O professor atuou como mediador em toda a trajetória, intervindo nos
momentos de pesquisa dos alunos ou nas situações em que percebia alguma
dificuldade deles. A turma não precisou ser encorajada em persistir no
projeto e o erros conceituais ou gramaticais não foram apontados como um
caminho de fracasso. Isso porque “os alunos precisam sentir-se seguros para
arriscar-se a errar e aprender com os erros” (STUMPENHORST, 2018, p.29).

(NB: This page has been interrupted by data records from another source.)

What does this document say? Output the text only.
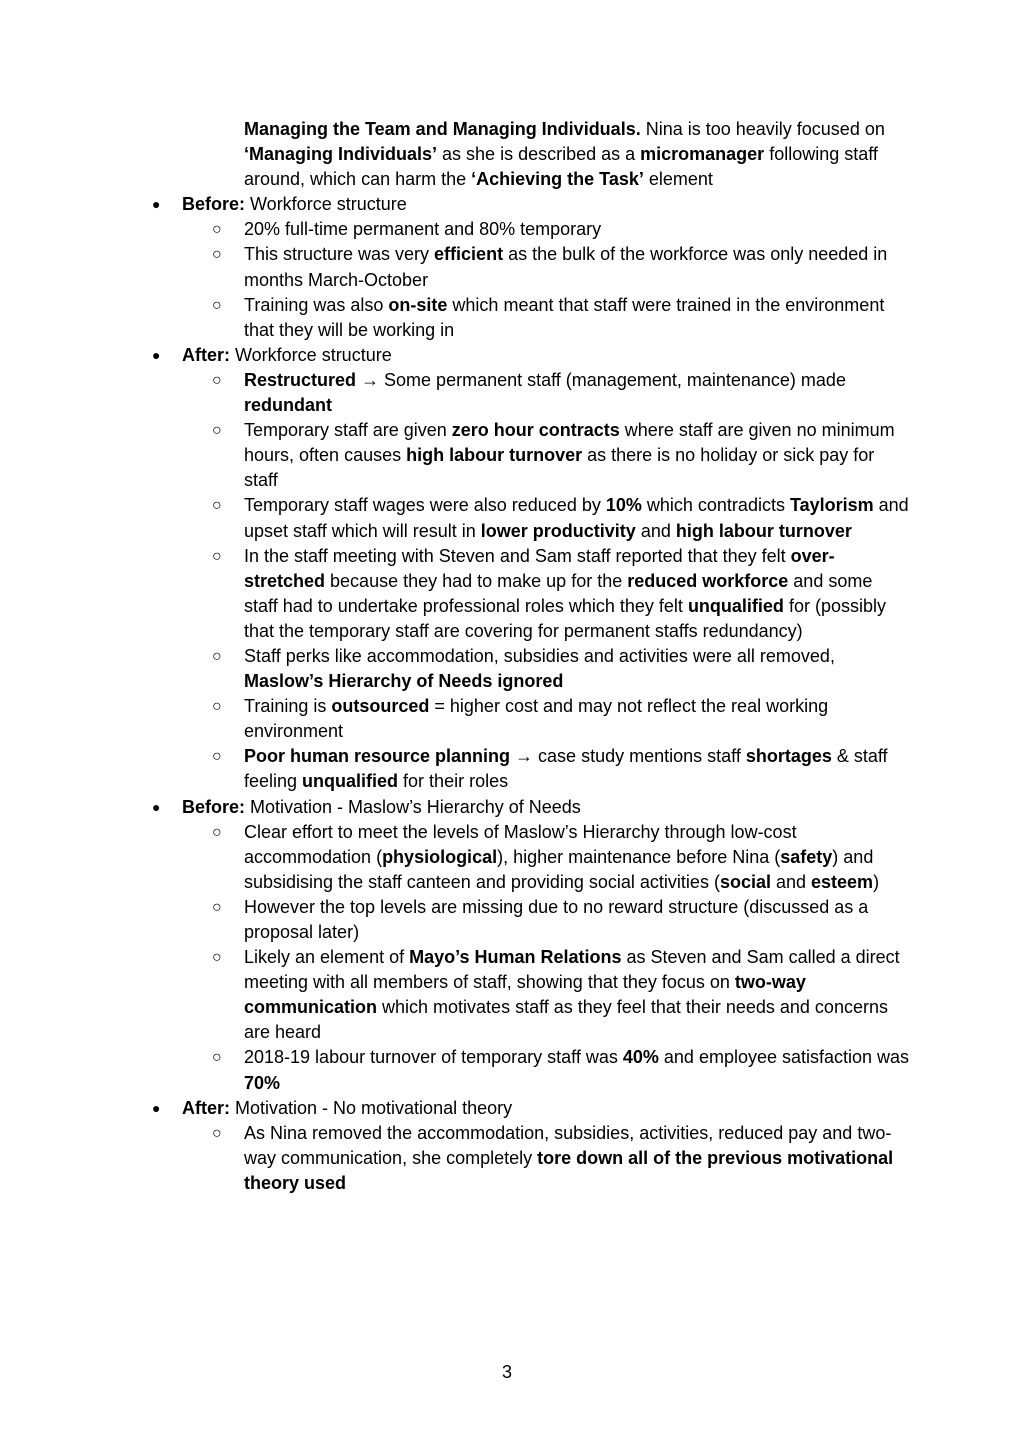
Managing the Team and Managing Individuals. Nina is too heavily focused on ‘Managing Individuals’ as she is described as a micromanager following staff around, which can harm the ‘Achieving the Task’ element
● Before: Workforce structure
○ 20% full-time permanent and 80% temporary
○ This structure was very efficient as the bulk of the workforce was only needed in months March-October
○ Training was also on-site which meant that staff were trained in the environment that they will be working in
● After: Workforce structure
○ Restructured → Some permanent staff (management, maintenance) made redundant
○ Temporary staff are given zero hour contracts where staff are given no minimum hours, often causes high labour turnover as there is no holiday or sick pay for staff
○ Temporary staff wages were also reduced by 10% which contradicts Taylorism and upset staff which will result in lower productivity and high labour turnover
○ In the staff meeting with Steven and Sam staff reported that they felt over-stretched because they had to make up for the reduced workforce and some staff had to undertake professional roles which they felt unqualified for (possibly that the temporary staff are covering for permanent staffs redundancy)
○ Staff perks like accommodation, subsidies and activities were all removed, Maslow’s Hierarchy of Needs ignored
○ Training is outsourced = higher cost and may not reflect the real working environment
○ Poor human resource planning → case study mentions staff shortages & staff feeling unqualified for their roles
● Before: Motivation - Maslow’s Hierarchy of Needs
○ Clear effort to meet the levels of Maslow’s Hierarchy through low-cost accommodation (physiological), higher maintenance before Nina (safety) and subsidising the staff canteen and providing social activities (social and esteem)
○ However the top levels are missing due to no reward structure (discussed as a proposal later)
○ Likely an element of Mayo’s Human Relations as Steven and Sam called a direct meeting with all members of staff, showing that they focus on two-way communication which motivates staff as they feel that their needs and concerns are heard
○ 2018-19 labour turnover of temporary staff was 40% and employee satisfaction was 70%
● After: Motivation - No motivational theory
○ As Nina removed the accommodation, subsidies, activities, reduced pay and two-way communication, she completely tore down all of the previous motivational theory used
3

Incentivá-los a prosseguir nas pesquisas, em aprimorar o roteiro e a mostrar
sua criatividade foram passos importantes para comprovar como as
Metodologias Ativas adequaram-se a atividade proposta. E tais
características foram valorizadas em ao longo de todas as etapas da
atividade, pois os alunos produziram um material, participaram dele e
refletiram sobre os assuntos apresentados, a importância da escrita e sobre
como o trabalho em equipe possibilitou a elaboração do vídeo.
Conclusões
As Metodologias Ativas aqui praticadas demonstraram uma mudança na visão de como a Química é representada pelo alunos e como o protagonismo influencia nesse aspecto. E mesmo compreendendo que ao longo da produção do vídeo algumas divergências podem ocorrer, o incentivo dos estudantes para desenvolver a atividade foi um aspecto essencial na percepção da metodologia utilizada. “A aprendizagem ativa é a atitude ativa da inteligência, em contraposição à atitude passiva geralmente associada aos métodos tradicionais de ensino” (BARBOSA; MOURA; 2018, p. 56). Nesse sentido, mais do que apenas apresentar um assunto e exigir dos alunos somente uma receptividade, a motivação do parte do professor é uma característica importante na elaboração de uma aprendizagem ativa.
Agradecimentos
Referências
BACICH, L.; MORÁN, J. Metodologias ativas para uma educação inovadora: uma abordagem teórico-prática. Porto Alegre, Editora: Penso, 2018.
BARBOSA, E.; MOURA, D. Metodologias Ativas de aprendizagem na Educação Profissional e Tecnológica. Boletim Técnico do SENAC, RJ, v. 39, n. 2, p.48-67, mai./ago. 2013.
CAMARGO, F; DAROS, T. A sala de aula inovadora: estratégias pedagógicas para fomentar o aprendizado ativo. Porto Alegre, Penso, 2018.
CHASSOT, A. Pra que(m) é útil o ensino? Editora UNIJUÍ, 4 ed, RS, 2018.
SILVA, J. L. et al. A utilização de vídeos didáticos nas aulas de Química no ensino médio para abordagem histórica e contextualizada do tema Vidros. Química Nova Escola, v. 34, n. 4, p. 189-200, nov. 2012.
STUMPENHORST, J. A nova revolução do professor: Práticas pedagógicas para uma nova revolução de alunos. Editora Vozes, RJ, 2018.